What a fun blog post! I'll try this on my own stuff. Shockingly, HAProxy protects extremely well with their http-request-reject, tcp deny/reject and http-silent-drop. Would be interesting to test if HA Proxy could actually mitigate these attacks on a single machine, as long as the port isn't fully saturated with requests!
Moving from classic servers to containers you get:
- Builds with fixed dependencies that never change. Rollback is easy -> what about VMs?
- Easy deployment of a prod environment on a local machine -> yep, that's a nice touch, the only valid point for me!
- Fast deployment -> lol no, Im faster with VMs.
- Easy automation (use version X with config Y) -> valid for VMs and baremetal too
With Kubernetes (or other derivates like Openshift) you get:
- Auto scaling -> you can get it with VMs too
- Fail over -> you can get it with VMs too
- Better resource usage if multiple environments are executed -> you can get it with VMs too
- Abstraction of infrastructure -> Should I really write it?

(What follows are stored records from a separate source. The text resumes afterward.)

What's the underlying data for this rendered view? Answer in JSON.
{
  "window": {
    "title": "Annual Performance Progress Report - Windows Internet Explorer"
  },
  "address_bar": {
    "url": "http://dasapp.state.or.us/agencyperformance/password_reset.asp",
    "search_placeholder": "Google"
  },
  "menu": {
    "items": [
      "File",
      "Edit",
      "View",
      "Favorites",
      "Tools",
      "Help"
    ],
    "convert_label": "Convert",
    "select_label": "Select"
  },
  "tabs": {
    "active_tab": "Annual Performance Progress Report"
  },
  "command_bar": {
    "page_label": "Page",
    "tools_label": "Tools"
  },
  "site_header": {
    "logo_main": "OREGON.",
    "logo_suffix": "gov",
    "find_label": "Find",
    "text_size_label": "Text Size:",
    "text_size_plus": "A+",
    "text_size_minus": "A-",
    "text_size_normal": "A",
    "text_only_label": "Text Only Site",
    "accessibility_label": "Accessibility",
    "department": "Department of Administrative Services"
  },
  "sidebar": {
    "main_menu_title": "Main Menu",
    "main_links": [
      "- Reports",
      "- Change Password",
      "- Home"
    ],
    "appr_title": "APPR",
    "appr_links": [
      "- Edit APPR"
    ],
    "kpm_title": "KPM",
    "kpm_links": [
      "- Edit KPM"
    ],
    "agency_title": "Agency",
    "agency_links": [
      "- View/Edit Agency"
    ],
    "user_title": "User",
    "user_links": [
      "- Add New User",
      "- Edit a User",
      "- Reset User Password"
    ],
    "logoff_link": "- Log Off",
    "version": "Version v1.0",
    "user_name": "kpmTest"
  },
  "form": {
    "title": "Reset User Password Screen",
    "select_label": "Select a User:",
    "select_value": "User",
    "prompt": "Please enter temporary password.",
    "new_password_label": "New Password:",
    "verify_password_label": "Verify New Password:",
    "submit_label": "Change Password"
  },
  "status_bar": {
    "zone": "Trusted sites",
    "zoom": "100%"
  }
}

- Zero downtime deployment (biggest point for my company, we deploy >3 times per week) -> We do on some specific DC (government style) and we release 10-15 times and day with Bare metal servers and ansible
There are applications that do not need Kubernetes or even containers, but is this list really nothing oO? -> None of the arguments convinced me
I can imagine that if you use Kubernetes just like a classic cluster it could seem like an unnecesarry added complexity but you gain a lot of things. -> yes, extra cost and extra skills needed
I did read the article, but that wasn’t immediately clear to me. Maybe something about the formatting of pre-generated docker images in the same line as the compiled versions?
> The sad fact is that a lot of software is difficult to compile; isn't documented well, something that is worse for building; won't work well if installed in a non-standard way, whether that is final location, different supporting libs, or different platform; and can take a long time.
So are you ready to deploy in prod a software that is so hard to compile?
> I'm happy nowadays when I see there's a binary available, no mucking around with gcc/clang/llvm - just trying to work out which one, let alone which version! - no diving down a rabbit hole of compiling dependencies that then need other dependencies compiled… no deciphering Makefiles that were written in a way that only a C guru can grok, with no comments.
But that's my job, as SRE/DevOps/whatever new fancy name!
> Whatever the benefits are, I prefer sanity.
Sanity of having a very old software, with backported features that are only on this distrib? I prefer to trust the engineers from the software that I deploy.